Perversion of history.
The New York
Tribune thus perverts history upon the slavery subject:
‘
"What a drawback the institution of Slavery is to our national prosperity and happiness, those may judge who see the effects it is producing at this very moment.
The judgment of the civilized world recognizes slavery as utterly incompatible with high civilization."
’
The New York
Express, always ready to meet this perverter of history and pretender to scholarship, at every turn, reminds him that
Egypt, in her palmiest days, when magnificent
Thebes went up and the gigantic temples on the
Upper Nile, and when letters first started from her nurseries of instruction toward
Greece, was a Slaveholding Monarchy.
Greece, the
Greece of the days of
Pericles,
Themistocles,
Demosthenes,--the Greece that created the Parthenon and the
Temples of the Acropolis,--was a Slaveholding Democracy, or Republic.
Rome, too, in her palmiest days, when
Cicero spoke, when Virgil wrote his Epic, when Horace,
Ovid, Sillust, Martial,
Tacitus, and
Seneca lived, was a Slaveholding State.
The Augustan era was a Slaveholding era.
The highest civilization of
Egypt,
Greece, and
Rome, was in the strongest era of Slavery.
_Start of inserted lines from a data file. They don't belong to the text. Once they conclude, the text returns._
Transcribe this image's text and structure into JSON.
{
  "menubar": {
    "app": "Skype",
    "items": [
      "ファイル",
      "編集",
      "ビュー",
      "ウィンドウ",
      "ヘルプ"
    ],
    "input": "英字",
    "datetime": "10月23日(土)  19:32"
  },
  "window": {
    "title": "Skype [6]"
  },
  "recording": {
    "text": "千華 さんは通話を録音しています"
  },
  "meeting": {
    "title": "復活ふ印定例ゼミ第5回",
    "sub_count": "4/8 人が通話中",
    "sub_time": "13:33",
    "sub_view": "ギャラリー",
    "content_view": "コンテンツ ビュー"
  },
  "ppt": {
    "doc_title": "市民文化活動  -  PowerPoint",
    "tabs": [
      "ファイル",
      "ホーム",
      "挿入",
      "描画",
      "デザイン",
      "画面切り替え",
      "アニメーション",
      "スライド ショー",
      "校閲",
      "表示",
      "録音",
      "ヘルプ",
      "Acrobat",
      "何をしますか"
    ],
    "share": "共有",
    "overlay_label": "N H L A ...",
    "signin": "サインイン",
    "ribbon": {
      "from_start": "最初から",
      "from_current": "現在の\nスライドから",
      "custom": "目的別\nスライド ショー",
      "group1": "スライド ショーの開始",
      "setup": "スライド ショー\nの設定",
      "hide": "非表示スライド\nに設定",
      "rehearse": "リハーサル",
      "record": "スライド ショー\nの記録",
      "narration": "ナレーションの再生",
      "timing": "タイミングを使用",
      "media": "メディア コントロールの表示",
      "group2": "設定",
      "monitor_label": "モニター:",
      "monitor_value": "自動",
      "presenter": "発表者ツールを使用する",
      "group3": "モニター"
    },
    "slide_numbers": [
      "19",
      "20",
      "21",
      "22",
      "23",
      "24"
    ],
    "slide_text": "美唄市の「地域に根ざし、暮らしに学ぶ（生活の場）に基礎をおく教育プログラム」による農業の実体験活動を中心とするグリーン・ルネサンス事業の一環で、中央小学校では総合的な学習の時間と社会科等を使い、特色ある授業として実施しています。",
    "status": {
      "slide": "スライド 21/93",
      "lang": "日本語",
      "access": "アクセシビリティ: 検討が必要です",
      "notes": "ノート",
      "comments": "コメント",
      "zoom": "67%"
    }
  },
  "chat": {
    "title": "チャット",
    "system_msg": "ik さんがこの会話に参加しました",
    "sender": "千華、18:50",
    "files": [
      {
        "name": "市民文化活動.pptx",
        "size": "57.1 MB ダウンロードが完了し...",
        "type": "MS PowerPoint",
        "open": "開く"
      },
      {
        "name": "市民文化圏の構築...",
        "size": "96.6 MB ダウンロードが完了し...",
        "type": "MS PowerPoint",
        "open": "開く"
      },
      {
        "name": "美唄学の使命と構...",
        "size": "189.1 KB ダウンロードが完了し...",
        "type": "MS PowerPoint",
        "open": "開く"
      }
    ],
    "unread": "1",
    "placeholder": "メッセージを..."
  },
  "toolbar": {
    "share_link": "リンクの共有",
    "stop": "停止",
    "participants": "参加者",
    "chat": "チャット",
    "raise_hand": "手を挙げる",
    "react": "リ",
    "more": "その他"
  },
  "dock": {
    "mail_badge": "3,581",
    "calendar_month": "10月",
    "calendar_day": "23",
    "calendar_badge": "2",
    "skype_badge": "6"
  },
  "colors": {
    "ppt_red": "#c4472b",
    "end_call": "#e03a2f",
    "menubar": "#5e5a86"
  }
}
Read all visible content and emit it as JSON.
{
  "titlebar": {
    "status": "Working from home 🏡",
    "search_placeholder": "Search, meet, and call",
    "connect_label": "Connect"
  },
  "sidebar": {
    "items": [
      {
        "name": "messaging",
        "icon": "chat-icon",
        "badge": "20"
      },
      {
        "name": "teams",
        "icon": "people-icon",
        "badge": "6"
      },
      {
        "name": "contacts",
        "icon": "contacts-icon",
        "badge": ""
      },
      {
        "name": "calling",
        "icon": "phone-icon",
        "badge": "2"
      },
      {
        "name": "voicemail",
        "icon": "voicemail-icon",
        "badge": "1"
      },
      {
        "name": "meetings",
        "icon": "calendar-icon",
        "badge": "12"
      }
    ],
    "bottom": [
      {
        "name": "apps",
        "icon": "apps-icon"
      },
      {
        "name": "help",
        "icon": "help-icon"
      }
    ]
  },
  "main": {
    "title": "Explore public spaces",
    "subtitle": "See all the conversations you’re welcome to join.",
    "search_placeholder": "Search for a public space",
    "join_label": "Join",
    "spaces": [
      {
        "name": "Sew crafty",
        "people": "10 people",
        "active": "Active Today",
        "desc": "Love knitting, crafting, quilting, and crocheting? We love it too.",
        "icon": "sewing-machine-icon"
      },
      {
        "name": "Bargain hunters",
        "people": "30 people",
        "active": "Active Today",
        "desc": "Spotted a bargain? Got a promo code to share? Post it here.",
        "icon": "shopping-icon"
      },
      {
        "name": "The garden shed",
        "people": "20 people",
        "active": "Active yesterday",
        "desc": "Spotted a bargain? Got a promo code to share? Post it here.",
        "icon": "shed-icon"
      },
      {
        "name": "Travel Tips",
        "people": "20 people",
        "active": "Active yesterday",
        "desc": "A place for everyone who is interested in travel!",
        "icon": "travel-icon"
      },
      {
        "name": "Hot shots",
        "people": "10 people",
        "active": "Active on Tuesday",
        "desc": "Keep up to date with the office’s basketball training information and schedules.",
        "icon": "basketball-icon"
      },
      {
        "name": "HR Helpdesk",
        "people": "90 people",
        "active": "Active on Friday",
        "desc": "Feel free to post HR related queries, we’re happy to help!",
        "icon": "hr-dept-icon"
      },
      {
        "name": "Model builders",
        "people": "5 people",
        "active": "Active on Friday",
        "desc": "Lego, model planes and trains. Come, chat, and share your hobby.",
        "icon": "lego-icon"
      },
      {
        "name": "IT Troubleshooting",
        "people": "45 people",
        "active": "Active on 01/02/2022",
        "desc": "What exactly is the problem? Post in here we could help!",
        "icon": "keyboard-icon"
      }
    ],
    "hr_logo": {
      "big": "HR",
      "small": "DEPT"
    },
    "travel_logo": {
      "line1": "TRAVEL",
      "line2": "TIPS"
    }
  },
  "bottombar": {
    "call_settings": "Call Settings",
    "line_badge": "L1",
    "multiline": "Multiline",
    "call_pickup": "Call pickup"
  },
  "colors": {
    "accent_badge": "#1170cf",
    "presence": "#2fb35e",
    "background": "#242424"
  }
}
Then Civilization and Slavery, whether Slavery be right or wrong, were perfectly compatible.
Gibbon shows us,
that the decline and fall of the Roman Empire began with the abolition of Slavery.
Let the
Tribune put this
Express tobacco in its pipe and smoke it. Moreover, how would cotton and rice be cultivated without negro slavery?
And without negro slavery, gracious Heavens!
we should have no
Tribune, and then, what would become of the civilization, Christianity and decency of the age?